When Election Night arrived, it was a blowout in 49 states, 520-17 in the Electoral College. McGovern didn’t even win his own home state of South Dakota. We sat around the TV in our headquarters and cried quietly. We were broken, but 50 years later, we are stronger in the broken places. Trust me, you’ll get over it too.

I want to ask you to try to put aside your bitterness and confusion about the result and think instead about some of those voters I witnessed. Remember Anjelica, a young Latina we recorded who quietly admitted that her place of residence was a homeless shelter. Steve, a one-legged man who hobbled slowly and painfully on crutches.

George, a Korean-American guy two years younger than me who looked 15 years older. He had no fixed address. “Yeah, you know, we had a place, but with the pandemic… family dynamics…” he trailed off. I asked where I could record it now; he gave me the address of one of the motels in town the owner rented out to homeless clients. He asked me if I knew of a way he could get on the list for The Montecito, a listed historic Mayan-themed art deco apartment building around the corner from the polling center that once housed a young Ronald Reagan and James Cagney, but which had been converted into housing for the elderly. He gave me a friendly punch and said, “I need some luck, bro.”

There was another young man, barely older than my older son, who slowly admitted that he was homeless and living on the street near the last apartment he had been evicted from.
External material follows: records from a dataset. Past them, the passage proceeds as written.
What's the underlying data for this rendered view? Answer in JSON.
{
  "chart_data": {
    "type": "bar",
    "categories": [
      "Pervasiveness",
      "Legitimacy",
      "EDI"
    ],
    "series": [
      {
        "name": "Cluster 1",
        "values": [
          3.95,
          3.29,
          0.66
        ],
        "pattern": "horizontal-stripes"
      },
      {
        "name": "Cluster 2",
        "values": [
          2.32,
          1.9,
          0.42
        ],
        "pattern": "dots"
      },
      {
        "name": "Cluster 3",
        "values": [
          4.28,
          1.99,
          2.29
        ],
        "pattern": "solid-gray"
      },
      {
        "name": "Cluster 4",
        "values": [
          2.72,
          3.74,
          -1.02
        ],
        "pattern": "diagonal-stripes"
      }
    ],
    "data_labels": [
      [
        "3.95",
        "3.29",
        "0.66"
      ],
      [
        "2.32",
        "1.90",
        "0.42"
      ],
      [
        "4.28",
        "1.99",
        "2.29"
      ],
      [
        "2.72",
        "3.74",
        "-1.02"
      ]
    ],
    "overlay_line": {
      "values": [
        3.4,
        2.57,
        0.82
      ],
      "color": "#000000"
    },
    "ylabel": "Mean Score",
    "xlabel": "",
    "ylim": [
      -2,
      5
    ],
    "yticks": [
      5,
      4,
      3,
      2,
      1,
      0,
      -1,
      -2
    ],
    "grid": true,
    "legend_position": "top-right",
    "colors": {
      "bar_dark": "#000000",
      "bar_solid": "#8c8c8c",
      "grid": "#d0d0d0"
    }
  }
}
And I helped Blanca and Julio, an elderly newly registered Latino couple, who smiled as they collected the ballots I had issued and headed to the polling booths.
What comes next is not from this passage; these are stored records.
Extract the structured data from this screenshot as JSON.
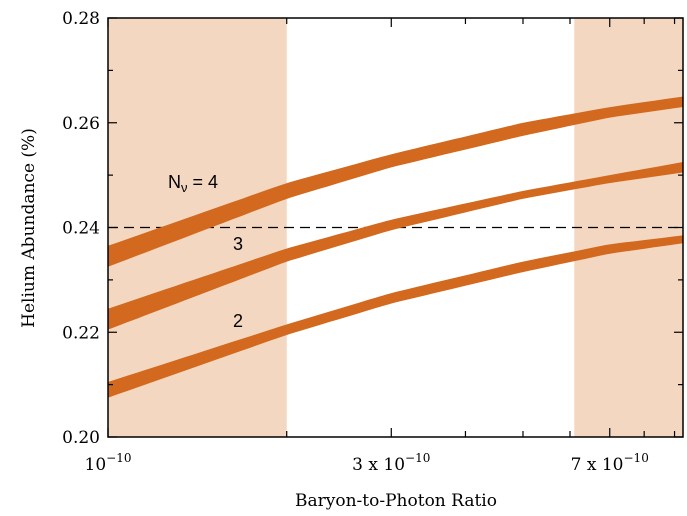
{
  "chart_data": {
    "type": "area",
    "xlabel": "Baryon-to-Photon Ratio",
    "ylabel": "Helium Abundance    (%)",
    "x_scale": "log",
    "xlim": [
      1e-10,
      9.3e-10
    ],
    "ylim": [
      0.2,
      0.28
    ],
    "x_ticks": [
      {
        "value": 1e-10,
        "mantissa": "",
        "base": "10",
        "exponent": "−10"
      },
      {
        "value": 3e-10,
        "mantissa": "3 x ",
        "base": "10",
        "exponent": "−10"
      },
      {
        "value": 7e-10,
        "mantissa": "7 x ",
        "base": "10",
        "exponent": "−10"
      }
    ],
    "y_ticks": [
      "0.20",
      "0.22",
      "0.24",
      "0.26",
      "0.28"
    ],
    "excluded_regions": [
      {
        "x_range": [
          1e-10,
          2e-10
        ],
        "color": "#f4d7c0"
      },
      {
        "x_range": [
          6.1e-10,
          9.3e-10
        ],
        "color": "#f4d7c0"
      }
    ],
    "reference_line": {
      "y": 0.24,
      "style": "dashed"
    },
    "series": [
      {
        "name": "Nν = 4",
        "label_main": "N",
        "label_sub": "ν",
        "label_rest": " = 4",
        "x": [
          1e-10,
          2e-10,
          3e-10,
          5e-10,
          7e-10,
          9.3e-10
        ],
        "low": [
          0.2325,
          0.2455,
          0.2515,
          0.2575,
          0.261,
          0.263
        ],
        "high": [
          0.2365,
          0.2485,
          0.254,
          0.26,
          0.263,
          0.265
        ]
      },
      {
        "name": "3",
        "label_main": "3",
        "x": [
          1e-10,
          2e-10,
          3e-10,
          5e-10,
          7e-10,
          9.3e-10
        ],
        "low": [
          0.2205,
          0.2335,
          0.2395,
          0.2455,
          0.2485,
          0.2505
        ],
        "high": [
          0.2245,
          0.236,
          0.2415,
          0.247,
          0.25,
          0.2525
        ]
      },
      {
        "name": "2",
        "label_main": "2",
        "x": [
          1e-10,
          2e-10,
          3e-10,
          5e-10,
          7e-10,
          9.3e-10
        ],
        "low": [
          0.2075,
          0.2195,
          0.2255,
          0.2315,
          0.235,
          0.237
        ],
        "high": [
          0.2105,
          0.2215,
          0.2275,
          0.2335,
          0.2368,
          0.2385
        ]
      }
    ],
    "band_color": "#d2691e",
    "region_color": "#f4d7c0"
  }
}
Gaia, let’s also remember the dedication of our fellow survey workers: Norma, a 20-year Filipino US veteran who wears her Desert Storm veteran cap every day; Tura, a multilingual licensed French-Italian-Persian-Azerbaijani architect who proudly showed me a picture of her with Frank Gehry when she worked on his team; Ross, another gay licensed architect who had escaped the repressive Indiana town to be himself and work in Los Angeles; Hana, our senior manager in the Philippines, a psychiatric nurse at a county hospital whose parents were also both retired nurses.
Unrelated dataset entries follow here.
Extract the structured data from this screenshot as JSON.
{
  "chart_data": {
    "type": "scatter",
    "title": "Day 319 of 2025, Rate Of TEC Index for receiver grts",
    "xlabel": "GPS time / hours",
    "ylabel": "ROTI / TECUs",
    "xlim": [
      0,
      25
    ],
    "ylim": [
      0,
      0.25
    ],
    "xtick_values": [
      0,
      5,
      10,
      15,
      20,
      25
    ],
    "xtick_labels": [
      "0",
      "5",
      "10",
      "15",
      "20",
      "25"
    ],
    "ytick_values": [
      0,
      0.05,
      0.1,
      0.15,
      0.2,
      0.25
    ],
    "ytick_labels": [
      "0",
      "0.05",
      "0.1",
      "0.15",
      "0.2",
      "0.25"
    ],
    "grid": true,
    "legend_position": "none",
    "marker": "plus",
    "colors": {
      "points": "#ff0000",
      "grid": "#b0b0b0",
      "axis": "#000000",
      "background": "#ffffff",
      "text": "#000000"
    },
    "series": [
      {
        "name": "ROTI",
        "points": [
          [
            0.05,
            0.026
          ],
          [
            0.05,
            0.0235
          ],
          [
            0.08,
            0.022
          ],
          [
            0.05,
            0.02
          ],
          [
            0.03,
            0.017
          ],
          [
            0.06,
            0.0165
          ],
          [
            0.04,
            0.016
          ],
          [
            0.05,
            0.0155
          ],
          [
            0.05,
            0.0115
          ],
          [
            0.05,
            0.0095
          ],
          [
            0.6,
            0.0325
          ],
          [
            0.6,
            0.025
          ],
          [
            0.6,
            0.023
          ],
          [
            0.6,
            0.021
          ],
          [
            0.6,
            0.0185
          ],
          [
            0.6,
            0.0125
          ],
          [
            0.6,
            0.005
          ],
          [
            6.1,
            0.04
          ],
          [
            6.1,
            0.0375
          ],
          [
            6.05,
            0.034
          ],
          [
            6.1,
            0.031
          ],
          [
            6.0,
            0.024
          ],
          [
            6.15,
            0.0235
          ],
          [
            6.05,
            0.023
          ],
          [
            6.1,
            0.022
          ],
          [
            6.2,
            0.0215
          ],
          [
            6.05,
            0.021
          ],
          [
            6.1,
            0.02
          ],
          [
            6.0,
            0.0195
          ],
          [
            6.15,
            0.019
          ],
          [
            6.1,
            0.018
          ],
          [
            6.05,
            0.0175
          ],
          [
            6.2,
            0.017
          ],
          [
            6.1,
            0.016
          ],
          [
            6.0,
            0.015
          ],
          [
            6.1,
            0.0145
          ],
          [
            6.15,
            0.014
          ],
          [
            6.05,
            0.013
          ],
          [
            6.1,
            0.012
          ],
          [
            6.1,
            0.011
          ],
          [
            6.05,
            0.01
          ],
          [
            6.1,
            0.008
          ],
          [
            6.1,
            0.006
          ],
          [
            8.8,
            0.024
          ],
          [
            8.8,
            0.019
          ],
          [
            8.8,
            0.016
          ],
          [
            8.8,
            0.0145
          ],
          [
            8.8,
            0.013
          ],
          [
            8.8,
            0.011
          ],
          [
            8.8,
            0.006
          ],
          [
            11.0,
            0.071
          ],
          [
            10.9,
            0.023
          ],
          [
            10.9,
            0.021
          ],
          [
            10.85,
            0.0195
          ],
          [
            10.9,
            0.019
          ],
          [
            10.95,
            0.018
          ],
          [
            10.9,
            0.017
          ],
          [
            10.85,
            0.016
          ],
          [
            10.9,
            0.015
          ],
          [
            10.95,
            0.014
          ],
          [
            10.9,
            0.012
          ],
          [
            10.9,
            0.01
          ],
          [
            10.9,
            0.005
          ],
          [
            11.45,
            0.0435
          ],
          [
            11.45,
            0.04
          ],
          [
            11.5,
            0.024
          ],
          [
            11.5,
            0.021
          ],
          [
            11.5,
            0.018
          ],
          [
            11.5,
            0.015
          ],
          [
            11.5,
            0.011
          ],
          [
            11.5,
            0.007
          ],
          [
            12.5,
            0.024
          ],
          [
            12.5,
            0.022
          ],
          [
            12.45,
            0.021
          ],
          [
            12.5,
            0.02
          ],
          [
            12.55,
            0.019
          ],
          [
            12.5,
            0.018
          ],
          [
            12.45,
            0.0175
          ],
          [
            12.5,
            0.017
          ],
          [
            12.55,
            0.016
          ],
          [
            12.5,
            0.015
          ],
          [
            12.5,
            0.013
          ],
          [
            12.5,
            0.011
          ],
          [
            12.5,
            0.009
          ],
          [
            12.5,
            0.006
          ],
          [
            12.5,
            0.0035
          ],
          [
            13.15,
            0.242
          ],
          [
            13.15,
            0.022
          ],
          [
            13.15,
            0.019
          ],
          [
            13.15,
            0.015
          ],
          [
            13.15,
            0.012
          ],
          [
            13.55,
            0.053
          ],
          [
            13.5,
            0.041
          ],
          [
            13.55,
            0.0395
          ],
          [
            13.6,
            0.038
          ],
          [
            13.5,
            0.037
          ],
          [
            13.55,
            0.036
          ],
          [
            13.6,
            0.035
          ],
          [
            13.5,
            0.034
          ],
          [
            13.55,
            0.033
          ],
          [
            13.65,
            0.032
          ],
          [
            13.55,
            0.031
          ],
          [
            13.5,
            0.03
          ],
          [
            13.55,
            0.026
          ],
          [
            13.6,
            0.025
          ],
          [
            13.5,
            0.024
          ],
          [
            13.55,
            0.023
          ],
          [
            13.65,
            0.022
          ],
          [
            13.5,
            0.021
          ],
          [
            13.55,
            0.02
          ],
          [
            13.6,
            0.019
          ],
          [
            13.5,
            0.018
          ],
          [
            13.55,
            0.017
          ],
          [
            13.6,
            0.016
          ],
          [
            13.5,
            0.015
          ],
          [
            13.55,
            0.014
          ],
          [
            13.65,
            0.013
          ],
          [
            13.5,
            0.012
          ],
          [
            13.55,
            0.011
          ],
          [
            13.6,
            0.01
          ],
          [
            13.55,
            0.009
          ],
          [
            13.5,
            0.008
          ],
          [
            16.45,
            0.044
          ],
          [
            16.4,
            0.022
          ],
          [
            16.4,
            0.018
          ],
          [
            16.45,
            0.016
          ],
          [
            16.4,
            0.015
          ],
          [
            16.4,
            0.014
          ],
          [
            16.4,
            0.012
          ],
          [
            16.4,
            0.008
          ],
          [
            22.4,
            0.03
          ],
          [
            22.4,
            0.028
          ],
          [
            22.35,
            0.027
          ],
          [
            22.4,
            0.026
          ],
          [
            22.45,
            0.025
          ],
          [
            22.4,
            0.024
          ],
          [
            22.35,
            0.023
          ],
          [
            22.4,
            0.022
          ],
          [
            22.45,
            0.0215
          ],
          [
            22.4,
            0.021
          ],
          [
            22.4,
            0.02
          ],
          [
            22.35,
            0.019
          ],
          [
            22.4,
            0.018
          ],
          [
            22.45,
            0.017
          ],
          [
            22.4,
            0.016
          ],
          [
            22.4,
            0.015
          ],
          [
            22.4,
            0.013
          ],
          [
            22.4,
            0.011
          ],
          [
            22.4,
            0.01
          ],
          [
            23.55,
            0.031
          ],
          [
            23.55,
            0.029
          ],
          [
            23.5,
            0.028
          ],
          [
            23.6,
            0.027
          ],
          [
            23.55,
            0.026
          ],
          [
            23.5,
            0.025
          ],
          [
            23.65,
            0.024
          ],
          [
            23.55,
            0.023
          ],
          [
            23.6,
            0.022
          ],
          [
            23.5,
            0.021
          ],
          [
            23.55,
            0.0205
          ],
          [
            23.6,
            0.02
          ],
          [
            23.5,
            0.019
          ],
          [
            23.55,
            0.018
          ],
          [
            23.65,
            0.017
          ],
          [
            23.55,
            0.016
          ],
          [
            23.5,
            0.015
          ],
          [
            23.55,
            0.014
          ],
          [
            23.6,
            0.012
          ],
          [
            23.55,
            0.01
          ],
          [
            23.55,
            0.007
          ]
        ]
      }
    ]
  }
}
Together, these voters and we poll workers have all been part of the process that has helped ensure the continuation of American democracy, however flawed and flawed it may be, since George Washington was elected our first president in 1788. When your four grandfathers mine immigrated to America more than a century ago as Jews escaping persecution and death in Ukraine and Lithuania, and they too faced economic challenges and discrimination, but embraced unimaginable freedom. this country offered them to raise their voices and vote to have a say in their future. This is a privilege they bequeathed to me that, as a Jew and a descendant of immigrants, I can never take for granted. I have found nothing so satisfying as helping others secure and exercise their voting rights.

Gaia, you will have decades after my generation is gone to try to right our wrongs, as we ourselves tried to do when it was our turn. As bitter as the election result was, I hope you look back with pride on your experience with us at the polling station and never let temporary discouragements or disappointments shake your faith in the power of our vote to help fix the world.